A common type of electric motor comprises a wire wound armature assembly rotatably disposed between a pair of diametrically opposed field magnets which generate a magnetic field through which the armature is caused to rotate when electric current is supplied to the wire wound about the armature through a commutator mounted to the armature shaft. The armature of such a motor about which the wire is wound is conventionally formed of a plurality of steel laminations stacked face to face along a portion of the armature shaft.
Typically, the laminations comprise identical flat spider-like plates, each lamination having an annular hub and a plurality of spokes, commonly T-shaped, extending radially outwardly from the hub at equally spaced intervals about the circumference of the hub. The hub of each lamination has a central hole sized to permit the lamination to be slipped onto the armature shaft. The laminations are typically stamped from a thin plate of sheet steel so as to be of uniform thickness and symmetric about a central axis extending longitudinally through the hub of the lamination and coincident with the longitudinal axis of the armature shaft when the laminations are stacked onto the armature shaft. Each T-shaped spoke has a radially extending stem and a cross arm extending circumferentially from the outboard end of the stem. Wire is wrapped tightly about the stems of the stacked laminations to form the armature winding, the wire being coated with an insulating layer, typically a polymer coating, to provide insulation between each of the wire windings and between the wire windings and the laminations.
In certain applications, such as for example on electric motors used to drive a brake fluid pump in a typical automotive antilock brake system, an eccentric secondary shaft, also referred to as an eccentric cam, is formed on the outboard end of the primary armature shaft for interfacing with the brake fluid pump. The armature shaft is integrally formed of the primary shaft portion on which the lamination stack is mounted and the secondary shaft portion extending eccentrically from one end of the primary shaft portion. The secondary shaft portion extends along a longitudinal axis which is parallel to, but displaced radially from, the longitudinally extending central axis of the primary shaft portion of the armature shaft. The presence of the eccentric shaft causes the armature assembly to be unbalanced. If uncompensated, this unbalance results in unacceptable noise and potentially damaging vibration when the armature rotates during operation of the motor.

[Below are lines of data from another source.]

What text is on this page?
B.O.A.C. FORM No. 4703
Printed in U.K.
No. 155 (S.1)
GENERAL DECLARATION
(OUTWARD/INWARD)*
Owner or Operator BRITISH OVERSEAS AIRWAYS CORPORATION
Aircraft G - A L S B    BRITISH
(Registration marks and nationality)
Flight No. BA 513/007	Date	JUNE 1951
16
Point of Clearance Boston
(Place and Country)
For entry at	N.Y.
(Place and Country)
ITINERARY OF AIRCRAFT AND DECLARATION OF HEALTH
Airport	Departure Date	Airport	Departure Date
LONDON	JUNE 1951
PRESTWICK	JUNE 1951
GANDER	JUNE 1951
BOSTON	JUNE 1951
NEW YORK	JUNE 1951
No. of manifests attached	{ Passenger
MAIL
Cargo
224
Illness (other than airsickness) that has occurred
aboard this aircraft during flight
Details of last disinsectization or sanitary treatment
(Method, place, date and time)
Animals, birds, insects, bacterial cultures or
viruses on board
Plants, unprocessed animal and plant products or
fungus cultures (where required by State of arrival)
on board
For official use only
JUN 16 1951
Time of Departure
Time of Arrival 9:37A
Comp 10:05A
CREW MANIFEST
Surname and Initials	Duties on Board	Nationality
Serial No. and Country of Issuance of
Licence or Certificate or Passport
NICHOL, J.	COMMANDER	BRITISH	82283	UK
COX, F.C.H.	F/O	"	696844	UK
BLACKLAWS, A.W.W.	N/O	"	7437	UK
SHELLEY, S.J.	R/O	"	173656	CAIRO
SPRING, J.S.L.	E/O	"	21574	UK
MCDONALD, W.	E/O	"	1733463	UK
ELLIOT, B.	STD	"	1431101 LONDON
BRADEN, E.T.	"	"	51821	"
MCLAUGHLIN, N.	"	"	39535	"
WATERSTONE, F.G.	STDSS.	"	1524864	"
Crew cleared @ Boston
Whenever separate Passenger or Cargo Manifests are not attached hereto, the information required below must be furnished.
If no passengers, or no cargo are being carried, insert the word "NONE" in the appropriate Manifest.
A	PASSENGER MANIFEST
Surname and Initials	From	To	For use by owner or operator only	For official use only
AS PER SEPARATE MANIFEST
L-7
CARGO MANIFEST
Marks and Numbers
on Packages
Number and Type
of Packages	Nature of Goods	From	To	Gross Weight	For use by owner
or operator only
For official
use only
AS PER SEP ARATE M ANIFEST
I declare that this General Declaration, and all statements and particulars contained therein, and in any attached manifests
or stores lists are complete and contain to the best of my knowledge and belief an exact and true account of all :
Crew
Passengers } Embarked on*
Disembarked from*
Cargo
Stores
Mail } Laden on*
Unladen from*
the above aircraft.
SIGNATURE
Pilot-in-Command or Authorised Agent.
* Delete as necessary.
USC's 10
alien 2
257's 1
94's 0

Accordingly, it is common practice to add significant amounts of a material, such as a putty or a lead loaded epoxy, or some other form of a counterweight, at one or more selected locations on the armature assembly in an attempt to nominally counterbalance the effects of the eccentricity of the secondary shaft before the armature assembly is wound with wire and the commutator is added. After final assembly of the motor, the dynamic balance is fine tuned, commonly by shaving small amounts of material off the outer circumferential surface of the stack of lamination plates, thus ensuring a dynamically balanced motor thereby reducing vibration and noise during operation. However, without the initial balancing of the armature assembly per se by adding material, the amount of material that would typically have to be removed from the outer surface of the lamination stack during dynamic balancing would be excessive and prohibitive. Nevertheless, although necessary, the initial balancing of the armature assembly itself to nominally balance the armature assembly is time consuming and labor intensive, adds undesirable weight to the motor, and is often less than completely effective. Further, there is always the possibility that the added material or counterweight may become dislodged from the armature during the operational life of the motor and subsequently damage the motor.